Spencer watches as she rolls her eyes, turning away, back to his books. Despite the fact she's literally handcuffed, it suddenly feels very homely, joking and smiling as she analyses his choice in literature, surrounded by the smell of coffee and the sounds of clinking cutlery -- and, naturally, he hates himself for it. When he puts his mug down on the coffee table, there's a soft clink as he puts one down for her, too. He hasn't made anyone coffee in his apartment in a long time.

Biting back shame for his own generosity, he acts natural, pretending he has done her no kindness and not daring to look up at her. But his cheeks are nonetheless slightly hot, and in his peripheral vision she is holding back a smile, eyes burning into the side of his face.

He swallows. "Tomorrow, we can begin with your statement," he says, speaking up to break the tension.

She hesitates. "I don't know... Where would I begin?"

Spencer glances up, hold her eyes a moment, looks away. "I already know where it all begins," he says, before words fail him for a moment. If these words come out, everything might tumble apart. Or fall together. "It starts with your sister, Elodie."

Perhaps Spencer has always overestimated Nina, because even now he expects no reaction. He expects her to keep it together, remain cold and calculated as always -- but his prediction is way off. Of course it is; Elodie has always been her weakness, the one thing she cannot remain 'cold and calculated' about.

Like she's just been shot again, the girl goes death white.

"Do you have people listening?"

He should have expected this question, eventually. "No."

"Liar."

"You've spent the last ten years of life with a liar. Do I look like one too?" And he truly isn't lying. For once. There is no poker game here. No chess pieces being slid into place. There is only his attempts to build rapport, and her reluctance to oblige him.
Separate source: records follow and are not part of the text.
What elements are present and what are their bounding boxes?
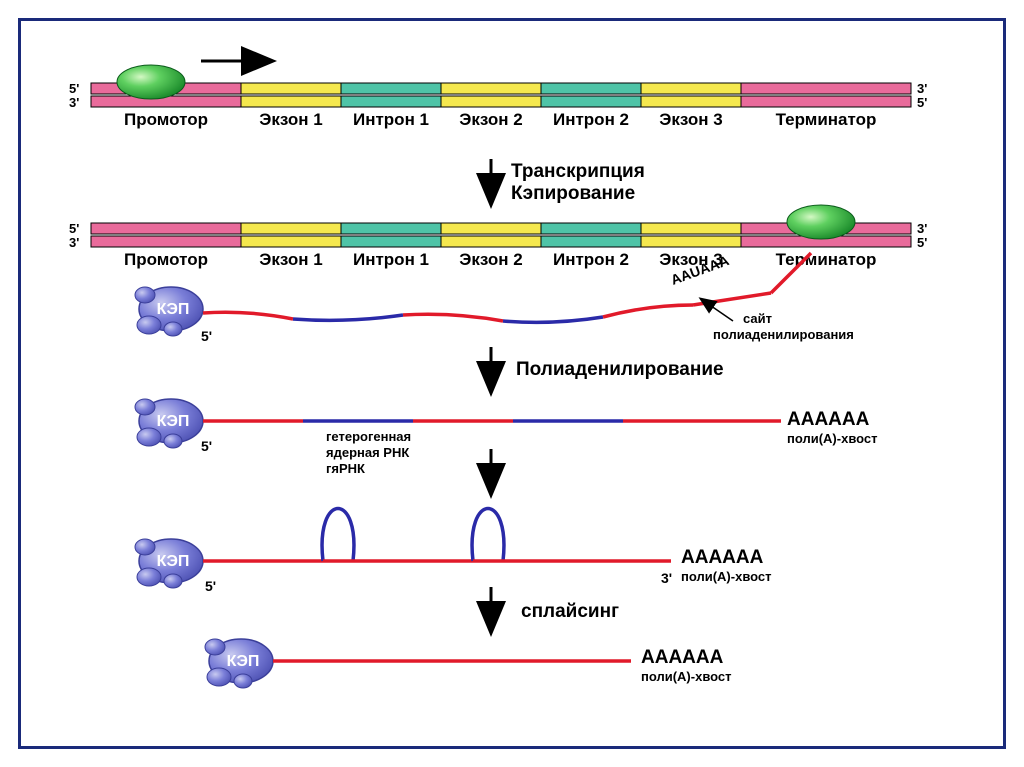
svg-text:5': 5' [917, 95, 927, 110]
label-exon1: Экзон 1 [259, 250, 322, 269]
svg-text:5': 5' [205, 578, 216, 594]
label-promoter: Промотор [124, 250, 208, 269]
svg-text:5': 5' [201, 438, 212, 454]
seg-exon1 [241, 83, 341, 94]
cap-label: КЭП [227, 653, 260, 670]
label-exon3: Экзон 3 [659, 110, 722, 129]
cap-label: КЭП [157, 413, 190, 430]
svg-text:5': 5' [917, 235, 927, 250]
svg-text:гяРНК: гяРНК [326, 461, 365, 476]
seg-intron1 [341, 223, 441, 234]
seg-exon2 [441, 83, 541, 94]
label-exon2: Экзон 2 [459, 250, 522, 269]
seg-exon3 [641, 83, 741, 94]
label-intron2: Интрон 2 [553, 250, 629, 269]
rna-polymerase [787, 205, 855, 239]
svg-text:3': 3' [917, 81, 927, 96]
svg-text:ядерная РНК: ядерная РНК [326, 445, 409, 460]
cap-structure: КЭП [205, 639, 273, 688]
seg-intron2 [541, 223, 641, 234]
rna-polymerase [117, 65, 185, 99]
label-intron1: Интрон 1 [353, 110, 429, 129]
seg-intron1 [341, 83, 441, 94]
intron-loop-2 [472, 509, 504, 562]
label-exon2: Экзон 2 [459, 110, 522, 129]
cap-label: КЭП [157, 553, 190, 570]
seg-exon3 [641, 223, 741, 234]
polyA-site-label-2: полиаденилирования [713, 327, 854, 342]
seg-terminator [741, 83, 911, 94]
seg-exon2 [441, 223, 541, 234]
three-prime-3: 3' [661, 570, 672, 586]
cap-structure: КЭП [135, 287, 203, 336]
svg-text:поли(А)-хвост: поли(А)-хвост [681, 569, 772, 584]
label-promoter: Промотор [124, 110, 208, 129]
label-splicing: сплайсинг [521, 601, 619, 622]
cap-structure: КЭП [135, 539, 203, 588]
gene-strand: 5'3'3'5'ПромоторЭкзон 1Интрон 1Экзон 2Ин… [69, 205, 927, 269]
cap-structure: КЭП [135, 399, 203, 448]
rna1-seg4 [603, 305, 693, 317]
rna1-seg5 [693, 293, 771, 305]
label-terminator: Терминатор [776, 110, 877, 129]
svg-text:АААААА: АААААА [681, 547, 764, 568]
five-prime-1: 5' [201, 328, 212, 344]
gene-strand: 5'3'3'5'ПромоторЭкзон 1Интрон 1Экзон 2Ин… [69, 65, 927, 129]
polyA-site-label-1: сайт [743, 311, 772, 326]
end-5prime-top: 5' [69, 81, 79, 96]
rna1-seg2 [403, 314, 503, 321]
intron-loop-1 [322, 509, 354, 562]
diagram-svg: 5'3'3'5'ПромоторЭкзон 1Интрон 1Экзон 2Ин… [21, 21, 1003, 746]
cap-label: КЭП [157, 301, 190, 318]
label-exon1: Экзон 1 [259, 110, 322, 129]
end-5prime-top: 5' [69, 221, 79, 236]
svg-text:3': 3' [69, 235, 79, 250]
svg-text:поли(А)-хвост: поли(А)-хвост [787, 431, 878, 446]
svg-text:3': 3' [69, 95, 79, 110]
label-terminator: Терминатор [776, 250, 877, 269]
svg-text:3': 3' [917, 221, 927, 236]
seg-intron2 [541, 83, 641, 94]
label-polyadenylation: Полиаденилирование [516, 359, 724, 380]
seg-promoter [91, 223, 241, 234]
svg-text:АААААА: АААААА [641, 647, 724, 668]
svg-text:поли(А)-хвост: поли(А)-хвост [641, 669, 732, 684]
label-intron1: Интрон 1 [353, 250, 429, 269]
rna1-seg0 [203, 312, 293, 319]
rna1-seg1 [293, 315, 403, 320]
label-capping: Кэпирование [511, 183, 635, 204]
seg-exon1 [241, 223, 341, 234]
label-transcription: Транскрипция [511, 161, 645, 182]
rna1-seg3 [503, 317, 603, 322]
label-intron2: Интрон 2 [553, 110, 629, 129]
hnRNA-label-1: гетерогенная [326, 429, 411, 444]
polyA-tail-2: АААААА [787, 409, 870, 430]
diagram-frame: 5'3'3'5'ПромоторЭкзон 1Интрон 1Экзон 2Ин… [18, 18, 1006, 749]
But Nina at least sits down, on the arm chair at his coffee table, a few feet away from him on the sofa. She's shaking, but he pretends not to see -- a kindness he extends to her not because she deserves it, but because he knows what it feels like to be caught off guard with news about family -- and to hide it, she grips her knees tightly, leaning forward.

"You read my diary?" she says airily, like a question. Her face is set with anxiety, like a mother awaiting awful news in a hospital waiting room.